I never take a seat on the 6 because I only have one stop to go. But taking it instead of walking saves me over ten minutes, which I nearly always need to get to work on time. It's not usually very crowded and it's new and nice.

I get off at Astor Place, and climb the steps underneath a neat glass overhang thing...



(See, look!)

...and smile at my AM New York guy, in tennis shoes and oversized jeans and a red AM New York vest, enthusiastically handing out papers just at the top of the overhang. On rainy days he says "AM New York to put over your head!" He's one of the few people I like seeing every day. He's just so excited to hand them out!

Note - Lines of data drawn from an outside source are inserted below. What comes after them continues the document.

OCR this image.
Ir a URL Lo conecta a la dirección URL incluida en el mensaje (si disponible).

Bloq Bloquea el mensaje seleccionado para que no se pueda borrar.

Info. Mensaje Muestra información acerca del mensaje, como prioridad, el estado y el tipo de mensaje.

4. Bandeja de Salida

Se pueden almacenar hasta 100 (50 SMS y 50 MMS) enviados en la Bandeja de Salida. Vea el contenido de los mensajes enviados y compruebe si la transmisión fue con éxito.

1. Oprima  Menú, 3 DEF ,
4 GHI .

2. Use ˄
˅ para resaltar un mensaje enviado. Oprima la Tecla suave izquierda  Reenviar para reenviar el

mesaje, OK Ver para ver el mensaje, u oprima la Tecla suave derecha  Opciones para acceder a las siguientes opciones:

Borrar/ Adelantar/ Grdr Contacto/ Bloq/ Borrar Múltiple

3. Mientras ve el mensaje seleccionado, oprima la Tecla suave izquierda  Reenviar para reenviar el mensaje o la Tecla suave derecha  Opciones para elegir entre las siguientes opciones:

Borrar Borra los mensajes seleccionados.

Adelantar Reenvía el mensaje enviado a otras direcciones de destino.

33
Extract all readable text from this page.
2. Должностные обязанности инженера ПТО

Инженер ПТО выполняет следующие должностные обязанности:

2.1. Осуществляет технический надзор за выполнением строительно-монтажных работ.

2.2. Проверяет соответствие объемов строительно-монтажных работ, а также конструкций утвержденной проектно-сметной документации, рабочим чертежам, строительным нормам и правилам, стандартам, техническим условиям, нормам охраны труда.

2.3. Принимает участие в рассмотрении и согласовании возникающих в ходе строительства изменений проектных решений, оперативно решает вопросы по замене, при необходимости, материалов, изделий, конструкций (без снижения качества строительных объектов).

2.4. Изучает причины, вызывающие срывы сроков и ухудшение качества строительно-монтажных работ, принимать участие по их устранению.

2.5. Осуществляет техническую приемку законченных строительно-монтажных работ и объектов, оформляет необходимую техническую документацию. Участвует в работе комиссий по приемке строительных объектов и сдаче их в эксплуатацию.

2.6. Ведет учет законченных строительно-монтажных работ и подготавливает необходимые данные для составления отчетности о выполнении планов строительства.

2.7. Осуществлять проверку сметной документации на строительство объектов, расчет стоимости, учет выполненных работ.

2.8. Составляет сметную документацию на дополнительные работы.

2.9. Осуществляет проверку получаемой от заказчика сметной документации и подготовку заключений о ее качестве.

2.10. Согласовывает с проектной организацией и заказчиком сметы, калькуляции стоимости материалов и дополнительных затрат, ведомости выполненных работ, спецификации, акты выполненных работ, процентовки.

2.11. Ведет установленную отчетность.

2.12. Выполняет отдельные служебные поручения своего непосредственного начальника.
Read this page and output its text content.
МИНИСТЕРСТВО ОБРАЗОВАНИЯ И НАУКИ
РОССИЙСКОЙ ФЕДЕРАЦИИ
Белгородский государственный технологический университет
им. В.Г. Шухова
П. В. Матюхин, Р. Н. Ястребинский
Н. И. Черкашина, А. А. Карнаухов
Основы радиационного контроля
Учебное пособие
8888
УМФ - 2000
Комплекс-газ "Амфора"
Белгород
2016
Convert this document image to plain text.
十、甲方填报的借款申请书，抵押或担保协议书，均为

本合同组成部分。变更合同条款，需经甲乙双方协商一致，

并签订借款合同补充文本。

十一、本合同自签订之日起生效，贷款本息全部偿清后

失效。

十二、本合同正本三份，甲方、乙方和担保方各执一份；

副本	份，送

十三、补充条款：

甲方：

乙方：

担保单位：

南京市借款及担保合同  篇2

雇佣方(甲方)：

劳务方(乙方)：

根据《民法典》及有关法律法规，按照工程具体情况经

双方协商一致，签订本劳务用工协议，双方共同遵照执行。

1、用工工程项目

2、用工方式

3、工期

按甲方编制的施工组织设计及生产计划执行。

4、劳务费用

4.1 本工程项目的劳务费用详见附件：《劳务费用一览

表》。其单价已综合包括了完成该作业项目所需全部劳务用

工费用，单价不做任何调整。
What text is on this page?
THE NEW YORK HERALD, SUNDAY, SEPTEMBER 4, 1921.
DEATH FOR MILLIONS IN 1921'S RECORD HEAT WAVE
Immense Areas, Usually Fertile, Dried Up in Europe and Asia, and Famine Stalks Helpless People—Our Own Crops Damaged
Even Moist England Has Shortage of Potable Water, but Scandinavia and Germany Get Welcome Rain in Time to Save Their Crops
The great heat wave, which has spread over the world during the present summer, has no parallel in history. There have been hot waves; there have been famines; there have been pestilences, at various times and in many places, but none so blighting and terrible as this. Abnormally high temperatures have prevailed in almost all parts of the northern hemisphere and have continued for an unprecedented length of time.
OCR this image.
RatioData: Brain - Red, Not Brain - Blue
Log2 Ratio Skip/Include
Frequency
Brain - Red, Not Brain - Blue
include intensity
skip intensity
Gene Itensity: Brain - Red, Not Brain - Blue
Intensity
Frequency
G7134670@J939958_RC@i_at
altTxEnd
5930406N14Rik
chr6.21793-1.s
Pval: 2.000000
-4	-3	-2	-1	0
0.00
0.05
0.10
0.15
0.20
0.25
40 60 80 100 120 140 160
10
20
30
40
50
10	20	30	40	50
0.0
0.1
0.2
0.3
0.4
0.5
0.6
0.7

From there, I walk a little further down 4th Ave and cross 9th St to Tost Cafe, where I get breakfast every morning. I tried a few things when I first started--bacon/egg/cheese, sausage/egg/cheese, on a croissant or english muffin. But then my co-worker had egg and cheese on wheat toast and I was like YES. I had forgotten that Dad used to make me egg-and-cheese sandwiches as a kid, so it's nostalgic to get them, and y'all know I love me some nostalgia.
I don't get sweet things because I like protein and I like savory in the mornings. But I do get a soda.
I try not to drink sodas at other times, but the caffeine is nice, and a cup of coffee just doesn't refresh me. But a cold Pepsi in the morning...perfect. Cherry Pepsi is even better but Tost stopped carrying it.

Tost always has their door propped open. I don't know why I like that, but I do. By now most of the folks behind the counter know me, and greet me with a "Good morning, sweetie!" Which is always welcome. I make my way to the end furthest from the door, where the guy says "Good morning, Mami, two eggs and cheddar on wheat toast?" and I say yes, select my Pepsi, and go to pay. I started tipping them about a month ago. I should have been doing it earlier. They do everything super fast, and generally the whole transaction takes less than five minutes.


And thus the pleasant portion of my morning endeth.




Okay...I've written a lot. And I'm not even to work yet.

So Imma continue this when I have another hour and when what I want to do with that hour is blog.